Japan Soccer League
- Season: 1971

= 1971 Japan Soccer League =

== Japan Soccer League - 1971 season ==

| Pos | Team | Pld | W | D | L | GF | GA | GD | Pts | Qualification |
| 1 | Yanmar Diesel | 14 | 9 | 4 | 1 | 32 | 13 | +19 | 22 | Champions |
| 2 | Mitsubishi Motors | 14 | 7 | 4 | 3 | 32 | 12 | +20 | 18 |  |
| 3 | Nippon Steel | 14 | 8 | 2 | 4 | 34 | 23 | +11 | 18 |
| 4 | Hitachi | 14 | 7 | 4 | 3 | 18 | 17 | +1 | 18 |
| 5 | Furukawa Electric | 14 | 5 | 5 | 4 | 24 | 24 | 0 | 15 |
| 6 | Toyo Industries | 14 | 3 | 4 | 7 | 11 | 17 | −6 | 10 |
| 7 | Nippon Kokan | 14 | 2 | 4 | 8 | 11 | 23 | −12 | 8 | To promotion/relegation Series |
| 8 | Nagoya Mutual Bank | 14 | 0 | 3 | 11 | 10 | 43 | −33 | 3 |

== Promotion/relegation Series ==
Nagoya Mutual Bank lost its place in the League for a second time, this time to Towa Real Estate, which would become one of the biggest names in Japanese football as Fujita Engineering and Bellmare Hiratsuka, currently known as Shonan Bellmare.

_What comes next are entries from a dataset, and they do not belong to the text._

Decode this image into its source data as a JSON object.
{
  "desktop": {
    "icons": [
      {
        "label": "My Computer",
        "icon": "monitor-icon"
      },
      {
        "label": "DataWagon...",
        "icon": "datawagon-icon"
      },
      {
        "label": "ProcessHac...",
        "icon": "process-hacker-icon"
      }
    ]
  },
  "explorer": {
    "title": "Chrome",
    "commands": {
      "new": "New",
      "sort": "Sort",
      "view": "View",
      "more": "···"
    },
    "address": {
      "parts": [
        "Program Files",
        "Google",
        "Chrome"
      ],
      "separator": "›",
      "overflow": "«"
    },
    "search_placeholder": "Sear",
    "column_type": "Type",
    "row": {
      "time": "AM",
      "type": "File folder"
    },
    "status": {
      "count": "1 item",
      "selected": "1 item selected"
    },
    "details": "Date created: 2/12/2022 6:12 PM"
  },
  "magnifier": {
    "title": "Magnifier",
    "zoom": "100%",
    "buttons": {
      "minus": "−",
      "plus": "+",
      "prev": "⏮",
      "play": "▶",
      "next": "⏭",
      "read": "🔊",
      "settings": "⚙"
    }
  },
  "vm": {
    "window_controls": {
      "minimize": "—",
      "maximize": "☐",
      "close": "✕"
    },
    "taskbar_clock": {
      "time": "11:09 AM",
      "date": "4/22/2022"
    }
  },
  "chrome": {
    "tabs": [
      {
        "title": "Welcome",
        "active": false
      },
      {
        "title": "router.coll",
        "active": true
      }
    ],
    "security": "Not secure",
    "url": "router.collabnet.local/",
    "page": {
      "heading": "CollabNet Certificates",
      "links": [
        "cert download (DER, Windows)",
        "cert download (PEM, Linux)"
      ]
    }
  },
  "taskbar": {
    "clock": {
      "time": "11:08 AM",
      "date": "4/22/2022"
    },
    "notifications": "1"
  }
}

| JSL | 1st leg | 2nd leg | Senior Cup |
|---|---|---|---|
| Nippon Kokan | 2–2 | 0–0 | Tanabe Pharmaceutical (Cup runner-up) |
| Nagoya Mutual Bank | 0–0 | 0–1 | Towa Real Estate (Cup winner) |

Towa RE promoted, Nagoya Mutual Bank relegated; NMB resigned from JSL instead of forming Second Division.